The particular solution, noted as \( y_p(x) \), is crucial for addressing the non-zero part of the differential equation. It addresses the input functions or non-homogeneous terms specifically found on the right side of the equation.

• In our given exercise: \( y'' - 5y' = e^{5 x}+8 e^{-5 x} \), the inhomogeneous terms are \( e^{5 x} \) and \( 8 e^{-5 x} \).
• The provided particular solution is \( y_{p}(x)=\frac{1}{5} x e^{5 x}+\frac{4}{25} e^{-5 x} \).
• This is a specific solution to the non-homogeneous equation, capturing the behavior introduced by the non-homogeneous elements.

Particular solutions often require ``guessing'' a form of solution and refining it to fit the given equation.

Initial conditions are given values of the function and possibly its derivatives at a certain point. These conditions are integral to determining the specific solution from the general solution of a differential equation.

• For this problem, the initial conditions are \( y(0) = -2 \) and \( y'(0) = 0 \).
• By substituting these conditions into the general solution, we can solve for unknown constants, in this case, \( C_1 \) and \( C_2 \).
• They help in narrowing down from a broad set of possible solutions to a single, unique solution that satisfies both the differential equation and the initial conditions.

Initial conditions transform a family of solutions into a specific, meaningful solution relevant to the condition's context.

The characteristic equation is derived during the process of finding the homogeneous solution. It emerges when you substitute \( y_h = e^{rx} \) into the homogeneous equation.

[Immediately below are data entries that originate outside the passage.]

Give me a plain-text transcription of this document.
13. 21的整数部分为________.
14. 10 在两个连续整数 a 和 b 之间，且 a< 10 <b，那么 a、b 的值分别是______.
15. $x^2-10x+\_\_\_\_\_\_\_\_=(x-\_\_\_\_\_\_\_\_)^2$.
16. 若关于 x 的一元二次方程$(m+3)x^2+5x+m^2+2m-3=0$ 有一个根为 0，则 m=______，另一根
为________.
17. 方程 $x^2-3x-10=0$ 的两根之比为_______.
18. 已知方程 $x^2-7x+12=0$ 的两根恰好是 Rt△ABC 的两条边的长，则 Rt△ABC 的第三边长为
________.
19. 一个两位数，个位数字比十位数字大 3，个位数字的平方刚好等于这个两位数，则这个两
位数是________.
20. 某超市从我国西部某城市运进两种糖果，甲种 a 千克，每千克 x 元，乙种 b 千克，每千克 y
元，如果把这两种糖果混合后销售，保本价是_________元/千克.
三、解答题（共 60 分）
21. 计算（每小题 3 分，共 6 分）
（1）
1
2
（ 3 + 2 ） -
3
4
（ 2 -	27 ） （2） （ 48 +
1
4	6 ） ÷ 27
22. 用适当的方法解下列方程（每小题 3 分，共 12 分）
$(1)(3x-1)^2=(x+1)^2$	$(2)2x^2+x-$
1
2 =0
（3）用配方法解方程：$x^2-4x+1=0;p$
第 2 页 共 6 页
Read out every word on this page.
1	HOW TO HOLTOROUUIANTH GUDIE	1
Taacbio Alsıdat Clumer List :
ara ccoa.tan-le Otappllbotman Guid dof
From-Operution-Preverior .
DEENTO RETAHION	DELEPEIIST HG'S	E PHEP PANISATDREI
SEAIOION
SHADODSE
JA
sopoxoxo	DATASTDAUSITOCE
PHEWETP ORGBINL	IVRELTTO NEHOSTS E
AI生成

• Here, substituting \( y_h = e^{rx} \) into \( y'' - 5y' = 0 \) yields \( r^2 e^{rx} - 5r e^{rx} = 0 \).
• Simplifying, you factor \( e^{rx} \) out, resulting in \( r(r - 5) = 0 \).
• This leads to the characteristic equation \( r(r - 5) = 0 \), which gives roots of \( r = 0 \) and \( r = 5 \).
• The roots indicate the form of the homogeneous solution: \( y_h(x) = C_1 + C_2 e^{5x} \).
The characteristic equation facilitates understanding the behavior of the homogeneous equation's solutions and plays a fundamental role in forming the general solution.